Checks on specific services

Outpatients and diagnostic imaging

Good

Updated 3 February 2017

We rated outpatient and diagnostic services as good overall.

  • There were incident reporting processes in place.

  • Staff understood their roles and responsibilities to safeguard adults from abuse.

  • The hospital had no patients waiting six weeks or longer from referral for non-obstetric ultrasound.

  • Staff mandatory training rates were 100%.

  • Patient notes were stored securely.

  • Nurse staffing levels were appropriate for the service. Medical staff practicing privileges were monitored to ensure doctors were suitable and safe to work in the service.

  • Staff were kind, respectful and always introduced themselves.

  • Patient’s care and treatment was planned and delivered in line with evidence-based guidelines.

However:

  • Audits were not always followed up with appropriate actions to ensure the service improved.

  • Staff were not all aware of the strategy and vision of the hospital.

  • Staff were not aware of the acceptable temperature limits for the safe and appropriate storage of medicines.

Surgery

Good

Updated 3 February 2017

Surgery was the main activity of the hospital.
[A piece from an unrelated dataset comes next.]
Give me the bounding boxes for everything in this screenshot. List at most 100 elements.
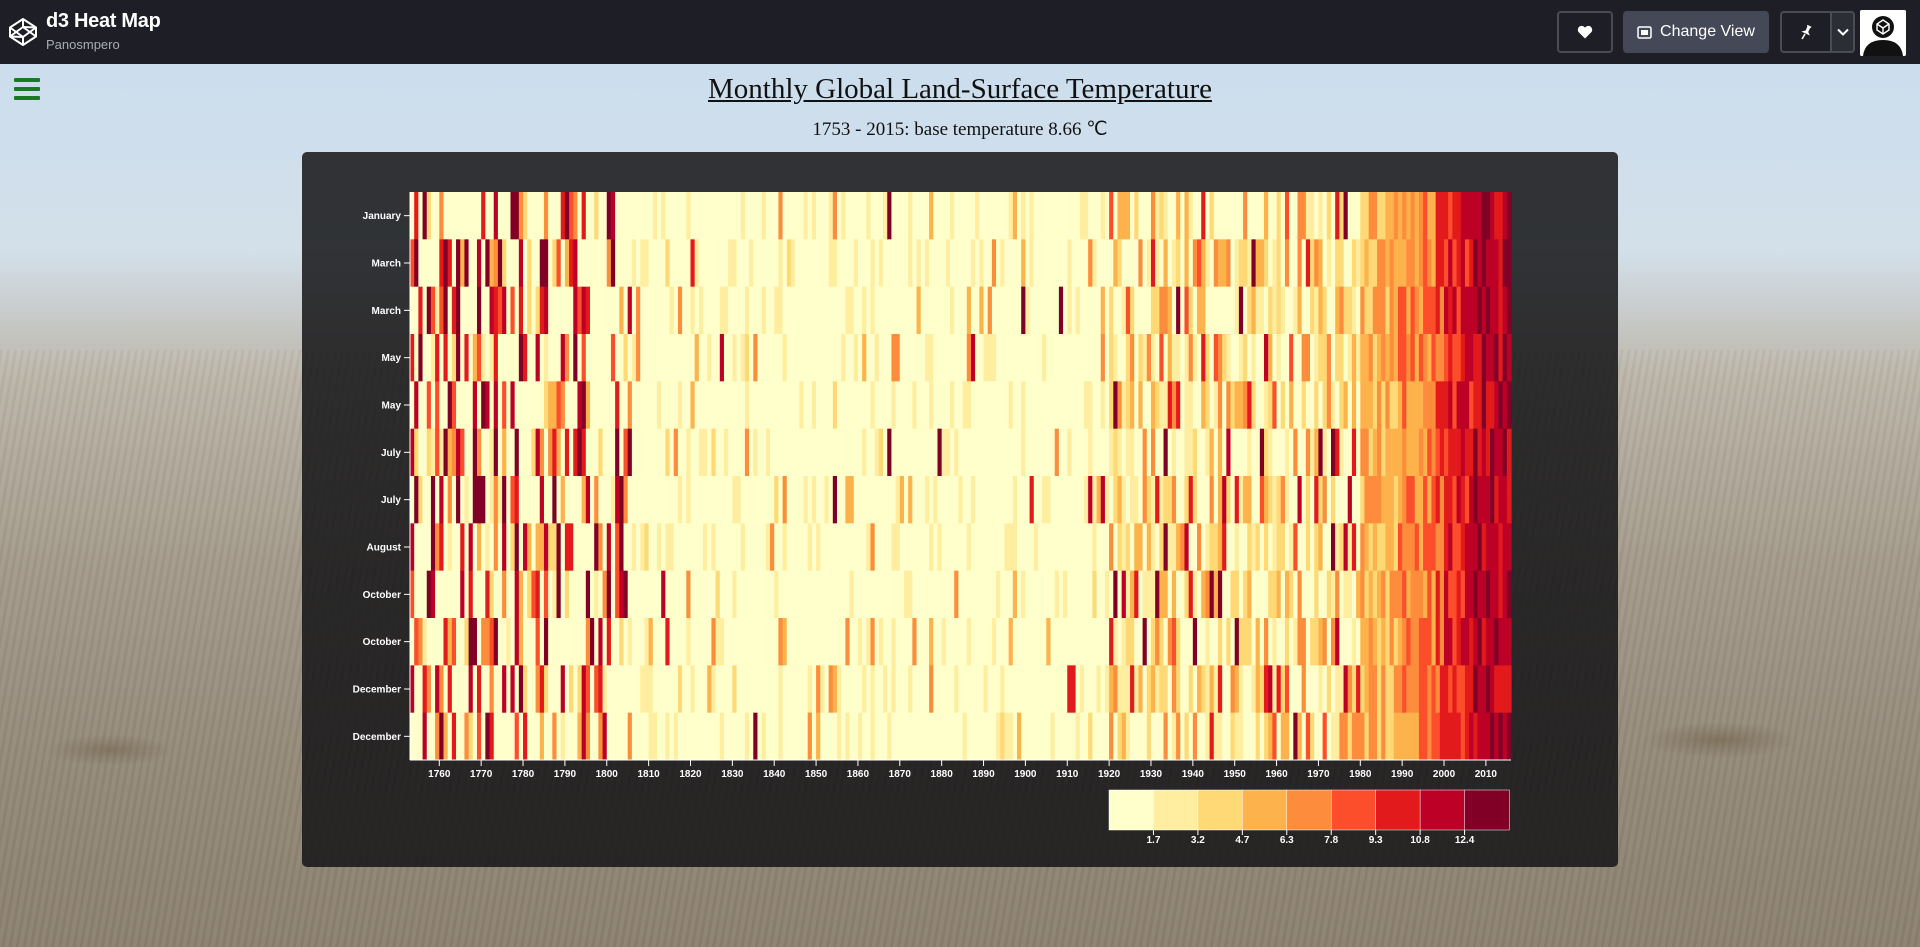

Where our findings on surgery also apply to other services, we do not repeat the information but cross-refer to the surgery section.

We rated surgery service as good overall. We rated the service as good for safe, effective, caring and responsive to people’s needs. We rated it requires improvement for being well-led.

  • There were systems and processes in place to protect patients from avoidable harm including incident reporting, medicines management, infection prevention and control and staff mandatory training.

  • Staffing levels were appropriate and staff understood their responsibilities regarding safeguarding, consent, Mental Capacity Act 2005 and Deprivation of Liberty Safeguards.

  • Patient’s care and treatment was planned and delivered in line with evidence-based guidelines. For example, the pre-operative fasting information sent to patients was aligned to the recommendations of the Royal College of Anaesthetists.

  • The team worked well together and patients told us they felt listened to by staff and able to ask questions about their care and treatment.

  • Access to treatment was good, with 100% of NHS patients treated within 18 weeks of referral from July 2015 to June 2016. Due to day case surgery, the average length of patient stay was reported to be less than four hours (September 2016).

  • The senior management team were visible and approachable.

However,

  • We found that not all surgical site infections that were reported had an associated root cause analysis report. Therefore, we could not be assured that the organisation was investigating and learning from all reported surgical site infections.

  • The hospital had a service level agreement (SLA) in place with a local NHS trust. This was for patients needing to be transferred for overnight care and observation. However, this SLA did not cover transfer for critical care.

  • There was an audit programme in place. However, areas of weakness were not always followed up with appropriate actions to ensure the service improved.

  • The risk register was not always used as a tool to manage risk actively at a departmental level and we identified risks that were not included in the risk register.